What Should Families Ask When Visiting Little Sisters Of The Poor?

Based on this facility's data, families visiting should ask: "What changes have been made since the serious inspection findings, and how are you preventing similar issues?" "Can I visit during a mealtime to observe dining assistance and food quality?" "How do you handle medical emergencies, and what is your hospital transfer rate?" "Can I speak with family members of current residents about their experience?" These questions are particularly relevant given the facility's Immediate Jeopardy citations.

Is Little Sisters Of The Poor Safe?

Based on CMS inspection data, Little Sisters Of The Poor has documented safety concerns. Inspectors have issued 1 Immediate Jeopardy citation (the most serious violation level indicating risk of serious injury or death). The facility has a 3-star overall rating and ranks #100 of 100 nursing homes in Minnesota. Families considering this facility should ask detailed questions about what corrective actions have been taken since these incidents.

Do Nurses at Little Sisters Of The Poor Stick Around?

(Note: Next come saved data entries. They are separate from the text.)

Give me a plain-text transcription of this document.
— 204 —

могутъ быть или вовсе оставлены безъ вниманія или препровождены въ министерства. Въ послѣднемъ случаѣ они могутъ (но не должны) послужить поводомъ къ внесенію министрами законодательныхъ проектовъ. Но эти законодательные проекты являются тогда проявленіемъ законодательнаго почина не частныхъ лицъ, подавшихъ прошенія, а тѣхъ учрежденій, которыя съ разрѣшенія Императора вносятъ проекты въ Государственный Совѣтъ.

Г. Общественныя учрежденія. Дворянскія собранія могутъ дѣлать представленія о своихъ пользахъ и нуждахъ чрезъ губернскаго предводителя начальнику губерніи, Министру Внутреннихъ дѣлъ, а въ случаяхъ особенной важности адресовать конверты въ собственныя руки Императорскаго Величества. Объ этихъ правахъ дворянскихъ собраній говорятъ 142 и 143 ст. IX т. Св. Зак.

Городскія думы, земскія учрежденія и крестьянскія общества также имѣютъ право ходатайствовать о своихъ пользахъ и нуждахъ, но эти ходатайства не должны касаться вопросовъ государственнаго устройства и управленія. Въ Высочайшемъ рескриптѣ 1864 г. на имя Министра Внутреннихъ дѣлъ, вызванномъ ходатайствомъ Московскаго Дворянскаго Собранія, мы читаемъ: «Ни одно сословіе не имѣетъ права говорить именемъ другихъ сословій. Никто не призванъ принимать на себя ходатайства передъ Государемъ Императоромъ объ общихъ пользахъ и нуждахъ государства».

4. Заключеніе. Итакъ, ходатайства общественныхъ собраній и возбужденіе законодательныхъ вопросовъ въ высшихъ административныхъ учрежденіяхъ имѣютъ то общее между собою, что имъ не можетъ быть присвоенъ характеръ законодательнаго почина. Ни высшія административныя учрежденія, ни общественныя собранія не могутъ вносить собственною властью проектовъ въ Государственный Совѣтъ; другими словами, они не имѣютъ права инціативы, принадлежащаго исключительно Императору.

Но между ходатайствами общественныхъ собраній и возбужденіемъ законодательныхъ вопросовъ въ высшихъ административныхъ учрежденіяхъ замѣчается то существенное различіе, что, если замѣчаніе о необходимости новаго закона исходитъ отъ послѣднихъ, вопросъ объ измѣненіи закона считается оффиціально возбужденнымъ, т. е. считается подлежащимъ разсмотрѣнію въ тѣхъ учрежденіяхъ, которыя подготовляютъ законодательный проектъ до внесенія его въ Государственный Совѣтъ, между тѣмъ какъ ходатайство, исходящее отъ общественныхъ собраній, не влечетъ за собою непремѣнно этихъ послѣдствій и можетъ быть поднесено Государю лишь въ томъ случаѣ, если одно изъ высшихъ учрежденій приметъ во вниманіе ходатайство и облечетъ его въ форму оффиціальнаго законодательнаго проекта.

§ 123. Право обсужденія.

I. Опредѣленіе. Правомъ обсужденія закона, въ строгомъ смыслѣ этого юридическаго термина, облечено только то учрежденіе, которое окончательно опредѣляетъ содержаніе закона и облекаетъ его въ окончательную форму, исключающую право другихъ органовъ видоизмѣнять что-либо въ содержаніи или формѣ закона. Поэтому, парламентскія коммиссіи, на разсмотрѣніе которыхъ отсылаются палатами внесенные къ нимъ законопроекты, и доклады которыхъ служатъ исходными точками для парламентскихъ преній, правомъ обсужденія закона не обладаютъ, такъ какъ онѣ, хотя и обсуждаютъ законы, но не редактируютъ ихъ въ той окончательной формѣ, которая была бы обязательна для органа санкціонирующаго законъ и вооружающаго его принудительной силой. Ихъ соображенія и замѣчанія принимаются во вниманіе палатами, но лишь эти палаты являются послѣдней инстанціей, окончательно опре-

Staff at Little Sisters Of The Poor tend to stick around. With a turnover rate of 29%, the facility is 17 percentage points below the Minnesota average of 46%. Low turnover is a positive sign. It means caregivers have time to learn each resident's needs, medications, and personal preferences. Consistent staff also notice subtle changes in a resident's condition more quickly.

Was Little Sisters Of The Poor Ever Fined?

Little Sisters Of The Poor has been fined $17,584 across 2 penalty actions. This is below the Minnesota average of $33,255. While any fine indicates a compliance issue, fines under $50,000 are relatively common and typically reflect isolated problems that were subsequently corrected. Families should ask what specific issues led to these fines and confirm they've been resolved.

Is Little Sisters Of The Poor on Any Federal Watch List?

Little Sisters Of The Poor is not on any federal watch list. The most significant is the Special Focus Facility (SFF) program, which identifies the bottom 1% of nursing homes nationally based on persistent, serious quality problems. Not being on this list means the facility has avoided the pattern of deficiencies that triggers enhanced federal oversight. This is a positive indicator, though families should still review the facility's inspection history directly.